Пасторский сюртук | страница 10



Барышня Эрмелинда шла по двору, осторожно огибая синие, как небо, лужи. Юбку она приподнимала нетерпеливым жестом, чуть ли не по-мужски, а сложенный веер в ее руке казался этаким маршальским жезлом. К корсажу была приколота веточка липы, отягощенная желтыми гроздьями цветов.

Младший пастор сунул книгу под мышку и полез под кровать, разыскивая парадный парик. Чего там только не было! Сапожная разувайка. Рваный чулок. Пухлая хрестоматия, объеденная крысами, точно сырная корка. Апчхи! Ну и пылища — прямо войлок. Ага, вот и парик.

Эрмелинда стояла в передней и нетерпеливо похлопывала веером по ладони. Урсула теребила фартук, кланялась, охала и знать не знала, что делать. Возня на чердаке становилась все громче.

Младший пастор выпятился из-под кровати, словно рак из берегового откоса, полуослепший, весь в пыли. Апчхи! Он опять чихнул и уронил книжку. Поднял книжку и уронил парик. Чихнул.

В конце концов он кое-как, задом наперед, нахлобучил на голову парик, споткнулся о разувайку — и мешком рухнул вниз по лестнице.

Позднее он придумал множество находчивых и остроумных реплик, которые могли спасти положение. Конечно, надо было встать на колени, поцеловать ручку, как принято у истинных кавалеров, черт побери, немножко стиля, немножко позы, усмешка, разумеется шельмовская, самоироничная, однако ж не без подспудного огонька, парочка находчивых фраз, чуток присутствия духа, черт возьми, болван ты неотесанный, ведь вполне мог спасти положение. К примеру, вот так: «Припадаю к вашим стопам, сударыня». Или, может, по-французски? Да, по-французски куда лучше! «Je me jette à vos pieds, Madame!» После чего грациозно подняться и предложить ей руку. А потом, в библиотеке, обрушить на нее раскаленный, как лава, поток любовного красноречия, пока она, трепеща и заливаясь краской, не уступит и шепотом, обвевая его душистым, как цветок, дыханием, не сообщит, где и когда свершится его счастье…

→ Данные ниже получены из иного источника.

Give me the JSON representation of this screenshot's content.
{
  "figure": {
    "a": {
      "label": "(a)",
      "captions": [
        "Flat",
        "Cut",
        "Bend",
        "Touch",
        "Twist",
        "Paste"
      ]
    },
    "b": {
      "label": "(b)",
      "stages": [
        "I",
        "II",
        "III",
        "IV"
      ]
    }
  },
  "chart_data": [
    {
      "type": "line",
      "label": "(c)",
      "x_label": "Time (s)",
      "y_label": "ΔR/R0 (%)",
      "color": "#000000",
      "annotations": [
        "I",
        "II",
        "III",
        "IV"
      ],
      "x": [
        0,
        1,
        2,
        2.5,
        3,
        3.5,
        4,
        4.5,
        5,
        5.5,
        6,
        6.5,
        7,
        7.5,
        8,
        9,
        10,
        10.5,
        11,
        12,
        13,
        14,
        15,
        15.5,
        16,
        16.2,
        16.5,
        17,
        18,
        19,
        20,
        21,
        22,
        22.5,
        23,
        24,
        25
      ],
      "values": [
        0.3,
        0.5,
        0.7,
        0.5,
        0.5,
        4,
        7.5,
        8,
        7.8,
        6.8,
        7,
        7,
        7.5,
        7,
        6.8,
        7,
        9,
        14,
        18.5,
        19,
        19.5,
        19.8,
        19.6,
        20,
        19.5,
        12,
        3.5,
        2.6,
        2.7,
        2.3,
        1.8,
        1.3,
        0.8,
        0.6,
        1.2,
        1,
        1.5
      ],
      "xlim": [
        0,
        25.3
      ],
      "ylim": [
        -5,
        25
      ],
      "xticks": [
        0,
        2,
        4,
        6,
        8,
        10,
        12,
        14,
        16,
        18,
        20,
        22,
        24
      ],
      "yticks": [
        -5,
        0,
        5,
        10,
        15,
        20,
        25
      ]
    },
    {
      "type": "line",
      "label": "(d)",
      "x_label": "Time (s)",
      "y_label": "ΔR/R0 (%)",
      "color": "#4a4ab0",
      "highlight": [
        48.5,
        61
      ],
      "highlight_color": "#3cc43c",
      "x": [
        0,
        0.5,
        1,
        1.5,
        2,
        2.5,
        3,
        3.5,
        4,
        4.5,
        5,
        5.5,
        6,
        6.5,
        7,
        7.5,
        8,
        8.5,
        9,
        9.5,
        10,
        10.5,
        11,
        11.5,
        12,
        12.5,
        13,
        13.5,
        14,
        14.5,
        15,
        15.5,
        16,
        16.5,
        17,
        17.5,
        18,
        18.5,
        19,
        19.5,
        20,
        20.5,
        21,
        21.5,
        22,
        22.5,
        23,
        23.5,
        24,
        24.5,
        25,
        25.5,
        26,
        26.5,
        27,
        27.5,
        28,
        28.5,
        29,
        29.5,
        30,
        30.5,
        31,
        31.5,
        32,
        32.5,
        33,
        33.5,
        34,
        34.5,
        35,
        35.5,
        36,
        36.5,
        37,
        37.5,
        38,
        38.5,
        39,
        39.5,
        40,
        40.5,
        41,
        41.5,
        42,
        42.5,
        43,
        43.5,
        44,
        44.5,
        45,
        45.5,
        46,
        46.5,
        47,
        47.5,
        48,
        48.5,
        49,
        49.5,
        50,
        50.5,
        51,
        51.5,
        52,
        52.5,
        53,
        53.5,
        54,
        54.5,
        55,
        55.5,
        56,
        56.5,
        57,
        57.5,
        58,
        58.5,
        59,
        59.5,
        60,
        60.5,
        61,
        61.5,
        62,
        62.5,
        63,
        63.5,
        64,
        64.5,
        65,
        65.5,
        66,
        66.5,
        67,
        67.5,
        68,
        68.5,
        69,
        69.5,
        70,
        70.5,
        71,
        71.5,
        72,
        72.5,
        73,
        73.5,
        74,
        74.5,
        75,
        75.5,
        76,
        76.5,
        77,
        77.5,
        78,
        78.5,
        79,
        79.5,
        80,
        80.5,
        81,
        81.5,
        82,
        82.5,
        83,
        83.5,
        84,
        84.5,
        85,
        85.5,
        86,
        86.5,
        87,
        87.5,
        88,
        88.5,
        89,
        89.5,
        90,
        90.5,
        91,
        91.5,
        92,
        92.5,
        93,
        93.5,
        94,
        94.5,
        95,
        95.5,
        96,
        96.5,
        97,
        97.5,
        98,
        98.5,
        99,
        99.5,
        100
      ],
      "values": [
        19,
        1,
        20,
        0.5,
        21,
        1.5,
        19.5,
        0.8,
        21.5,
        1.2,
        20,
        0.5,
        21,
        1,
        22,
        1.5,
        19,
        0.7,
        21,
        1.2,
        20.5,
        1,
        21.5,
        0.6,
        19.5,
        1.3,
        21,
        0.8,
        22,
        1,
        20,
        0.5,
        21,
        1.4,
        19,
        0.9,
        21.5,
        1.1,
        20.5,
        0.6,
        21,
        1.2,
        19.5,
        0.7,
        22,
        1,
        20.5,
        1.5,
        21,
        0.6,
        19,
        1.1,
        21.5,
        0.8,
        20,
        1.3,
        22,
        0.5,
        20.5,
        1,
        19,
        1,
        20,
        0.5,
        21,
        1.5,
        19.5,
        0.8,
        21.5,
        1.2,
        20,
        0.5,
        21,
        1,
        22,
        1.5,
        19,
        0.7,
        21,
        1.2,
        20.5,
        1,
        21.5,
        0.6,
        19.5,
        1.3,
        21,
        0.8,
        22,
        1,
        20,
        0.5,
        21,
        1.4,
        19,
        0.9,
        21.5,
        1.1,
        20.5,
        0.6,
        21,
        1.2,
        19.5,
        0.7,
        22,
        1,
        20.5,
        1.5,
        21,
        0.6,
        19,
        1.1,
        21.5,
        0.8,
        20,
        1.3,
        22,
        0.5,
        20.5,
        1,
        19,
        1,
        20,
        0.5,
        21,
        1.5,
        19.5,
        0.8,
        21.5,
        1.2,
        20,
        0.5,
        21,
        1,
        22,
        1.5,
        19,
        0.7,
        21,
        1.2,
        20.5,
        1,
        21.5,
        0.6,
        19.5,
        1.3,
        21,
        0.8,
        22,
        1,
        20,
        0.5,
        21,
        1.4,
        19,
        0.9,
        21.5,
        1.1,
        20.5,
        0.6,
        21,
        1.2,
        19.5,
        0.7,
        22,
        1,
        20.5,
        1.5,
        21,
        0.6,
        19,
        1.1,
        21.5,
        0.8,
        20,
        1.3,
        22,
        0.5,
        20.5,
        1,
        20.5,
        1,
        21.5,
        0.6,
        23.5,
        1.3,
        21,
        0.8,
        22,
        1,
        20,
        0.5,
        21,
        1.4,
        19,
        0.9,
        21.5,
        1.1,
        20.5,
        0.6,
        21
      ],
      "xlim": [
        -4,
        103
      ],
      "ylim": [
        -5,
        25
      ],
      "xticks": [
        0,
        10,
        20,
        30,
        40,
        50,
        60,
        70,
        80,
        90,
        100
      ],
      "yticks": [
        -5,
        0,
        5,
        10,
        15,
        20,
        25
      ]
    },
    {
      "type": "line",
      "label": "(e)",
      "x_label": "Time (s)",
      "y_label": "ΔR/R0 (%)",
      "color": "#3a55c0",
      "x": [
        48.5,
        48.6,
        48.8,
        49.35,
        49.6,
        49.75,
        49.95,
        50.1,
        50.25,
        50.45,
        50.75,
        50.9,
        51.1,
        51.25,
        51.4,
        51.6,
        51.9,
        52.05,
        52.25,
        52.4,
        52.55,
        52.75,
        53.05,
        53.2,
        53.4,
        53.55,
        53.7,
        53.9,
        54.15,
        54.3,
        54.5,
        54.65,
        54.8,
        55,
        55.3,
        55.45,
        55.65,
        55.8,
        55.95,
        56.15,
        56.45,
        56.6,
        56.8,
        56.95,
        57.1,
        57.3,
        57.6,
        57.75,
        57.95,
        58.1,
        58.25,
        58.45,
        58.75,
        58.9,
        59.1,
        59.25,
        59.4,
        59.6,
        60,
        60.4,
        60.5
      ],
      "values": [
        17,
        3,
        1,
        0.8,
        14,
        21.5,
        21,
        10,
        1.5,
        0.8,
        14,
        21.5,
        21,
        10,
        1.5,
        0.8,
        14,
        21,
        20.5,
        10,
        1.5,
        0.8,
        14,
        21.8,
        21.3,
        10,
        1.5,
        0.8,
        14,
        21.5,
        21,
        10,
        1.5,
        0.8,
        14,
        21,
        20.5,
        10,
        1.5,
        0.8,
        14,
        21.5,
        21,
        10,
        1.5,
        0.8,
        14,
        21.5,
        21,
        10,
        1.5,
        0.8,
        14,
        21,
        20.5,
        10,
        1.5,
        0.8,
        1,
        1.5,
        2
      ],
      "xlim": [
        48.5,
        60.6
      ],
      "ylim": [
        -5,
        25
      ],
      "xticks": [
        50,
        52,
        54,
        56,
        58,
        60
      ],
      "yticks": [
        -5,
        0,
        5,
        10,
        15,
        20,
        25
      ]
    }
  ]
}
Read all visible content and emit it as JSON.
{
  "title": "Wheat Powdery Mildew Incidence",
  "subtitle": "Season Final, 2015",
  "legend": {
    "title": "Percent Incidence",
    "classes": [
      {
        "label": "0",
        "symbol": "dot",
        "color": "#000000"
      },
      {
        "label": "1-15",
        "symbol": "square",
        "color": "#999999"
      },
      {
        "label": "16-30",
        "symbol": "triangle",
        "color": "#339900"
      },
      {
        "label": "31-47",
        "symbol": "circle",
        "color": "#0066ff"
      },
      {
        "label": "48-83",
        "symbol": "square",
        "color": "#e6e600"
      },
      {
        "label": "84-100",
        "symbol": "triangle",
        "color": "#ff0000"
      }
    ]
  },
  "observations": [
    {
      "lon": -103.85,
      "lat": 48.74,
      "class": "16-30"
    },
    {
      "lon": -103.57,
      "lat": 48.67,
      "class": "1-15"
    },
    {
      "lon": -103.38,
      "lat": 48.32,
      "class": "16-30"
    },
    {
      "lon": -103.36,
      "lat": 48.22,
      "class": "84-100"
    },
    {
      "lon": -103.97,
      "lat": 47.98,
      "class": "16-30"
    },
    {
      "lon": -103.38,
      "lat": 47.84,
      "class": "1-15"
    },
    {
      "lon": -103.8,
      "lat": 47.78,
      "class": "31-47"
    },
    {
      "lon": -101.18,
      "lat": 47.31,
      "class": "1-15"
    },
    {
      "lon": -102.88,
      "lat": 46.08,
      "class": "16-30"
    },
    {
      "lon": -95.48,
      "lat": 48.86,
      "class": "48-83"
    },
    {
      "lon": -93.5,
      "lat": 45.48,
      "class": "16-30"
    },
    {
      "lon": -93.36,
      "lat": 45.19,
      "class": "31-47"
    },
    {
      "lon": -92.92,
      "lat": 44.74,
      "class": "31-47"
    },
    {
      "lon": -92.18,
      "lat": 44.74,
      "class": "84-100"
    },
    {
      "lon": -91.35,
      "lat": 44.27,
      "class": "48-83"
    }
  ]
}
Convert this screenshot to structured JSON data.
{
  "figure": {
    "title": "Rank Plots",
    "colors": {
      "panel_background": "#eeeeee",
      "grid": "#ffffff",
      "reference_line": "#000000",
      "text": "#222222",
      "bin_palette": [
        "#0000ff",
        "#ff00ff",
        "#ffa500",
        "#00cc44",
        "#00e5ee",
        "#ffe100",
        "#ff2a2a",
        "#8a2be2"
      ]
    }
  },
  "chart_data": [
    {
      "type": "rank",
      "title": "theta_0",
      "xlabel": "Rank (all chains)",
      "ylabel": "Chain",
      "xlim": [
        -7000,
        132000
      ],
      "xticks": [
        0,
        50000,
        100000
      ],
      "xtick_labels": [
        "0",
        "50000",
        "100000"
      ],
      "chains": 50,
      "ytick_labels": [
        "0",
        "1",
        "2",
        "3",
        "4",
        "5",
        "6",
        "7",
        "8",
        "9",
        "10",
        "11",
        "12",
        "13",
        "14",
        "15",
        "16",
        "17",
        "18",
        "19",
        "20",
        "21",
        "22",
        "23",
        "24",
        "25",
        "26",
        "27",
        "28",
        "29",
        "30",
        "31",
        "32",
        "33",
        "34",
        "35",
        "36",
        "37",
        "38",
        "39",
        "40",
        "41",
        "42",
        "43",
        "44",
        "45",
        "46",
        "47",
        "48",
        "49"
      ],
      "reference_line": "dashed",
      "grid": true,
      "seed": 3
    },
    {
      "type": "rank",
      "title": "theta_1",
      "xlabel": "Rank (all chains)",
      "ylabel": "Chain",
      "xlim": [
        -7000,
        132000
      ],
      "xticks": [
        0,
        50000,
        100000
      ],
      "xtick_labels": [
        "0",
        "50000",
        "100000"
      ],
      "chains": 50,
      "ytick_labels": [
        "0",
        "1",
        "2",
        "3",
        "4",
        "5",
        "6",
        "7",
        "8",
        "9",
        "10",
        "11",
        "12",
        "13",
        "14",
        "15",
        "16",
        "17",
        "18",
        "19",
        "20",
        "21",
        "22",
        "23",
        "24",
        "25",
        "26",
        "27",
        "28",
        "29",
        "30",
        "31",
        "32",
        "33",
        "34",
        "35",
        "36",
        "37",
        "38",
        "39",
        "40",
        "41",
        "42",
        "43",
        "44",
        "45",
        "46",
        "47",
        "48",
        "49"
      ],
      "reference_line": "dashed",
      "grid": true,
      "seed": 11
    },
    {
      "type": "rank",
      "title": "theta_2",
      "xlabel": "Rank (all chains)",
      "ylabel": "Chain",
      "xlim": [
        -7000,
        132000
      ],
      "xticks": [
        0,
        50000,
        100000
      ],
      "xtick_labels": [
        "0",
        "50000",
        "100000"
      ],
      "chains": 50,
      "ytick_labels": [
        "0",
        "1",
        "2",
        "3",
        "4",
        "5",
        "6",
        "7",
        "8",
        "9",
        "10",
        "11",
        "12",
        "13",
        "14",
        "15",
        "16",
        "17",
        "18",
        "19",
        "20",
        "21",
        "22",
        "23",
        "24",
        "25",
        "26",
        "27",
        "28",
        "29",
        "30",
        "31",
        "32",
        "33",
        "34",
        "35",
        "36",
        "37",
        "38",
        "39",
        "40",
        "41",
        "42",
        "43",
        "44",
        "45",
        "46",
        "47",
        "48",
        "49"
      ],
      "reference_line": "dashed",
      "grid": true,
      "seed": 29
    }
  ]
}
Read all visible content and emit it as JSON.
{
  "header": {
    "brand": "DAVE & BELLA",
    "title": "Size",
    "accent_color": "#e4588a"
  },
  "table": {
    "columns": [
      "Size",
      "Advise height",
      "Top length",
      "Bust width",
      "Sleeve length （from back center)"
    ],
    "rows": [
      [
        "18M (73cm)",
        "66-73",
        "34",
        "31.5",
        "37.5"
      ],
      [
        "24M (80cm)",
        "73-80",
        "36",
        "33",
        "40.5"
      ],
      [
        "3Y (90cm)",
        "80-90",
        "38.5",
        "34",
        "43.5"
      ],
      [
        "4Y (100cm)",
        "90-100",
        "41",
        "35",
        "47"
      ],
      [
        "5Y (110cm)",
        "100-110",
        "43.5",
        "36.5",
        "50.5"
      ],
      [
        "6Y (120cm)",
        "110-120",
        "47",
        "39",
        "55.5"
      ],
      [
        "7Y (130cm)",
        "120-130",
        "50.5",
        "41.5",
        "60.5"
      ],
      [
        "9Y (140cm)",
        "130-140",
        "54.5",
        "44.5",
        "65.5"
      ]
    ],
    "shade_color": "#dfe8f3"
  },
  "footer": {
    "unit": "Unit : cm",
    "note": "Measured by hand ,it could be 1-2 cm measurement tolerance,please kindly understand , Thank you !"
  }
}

Младший пастор кулем скатился с лестницы к ногам прелестной Эрмелинды. Встал он, точно корова — ушибленным задом кверху, — и застонал от унижения и боли.

— Ай, пропади все пропадом… Виноват, сударыня. Désespéré…[3] Проклятая разувайка…

Эрмелинда прикрыла рот веером. А Герман вдруг яростно напустился на Урсулу, при том что ахала она от искреннего сочувствия.

— Чего глаза-то пялишь?! Не место тебе возле барышни, разве непонятно? Живо ступай на кухню, принеси шампанского, бузинного вина или еще чего-нибудь… Ну, шевелись!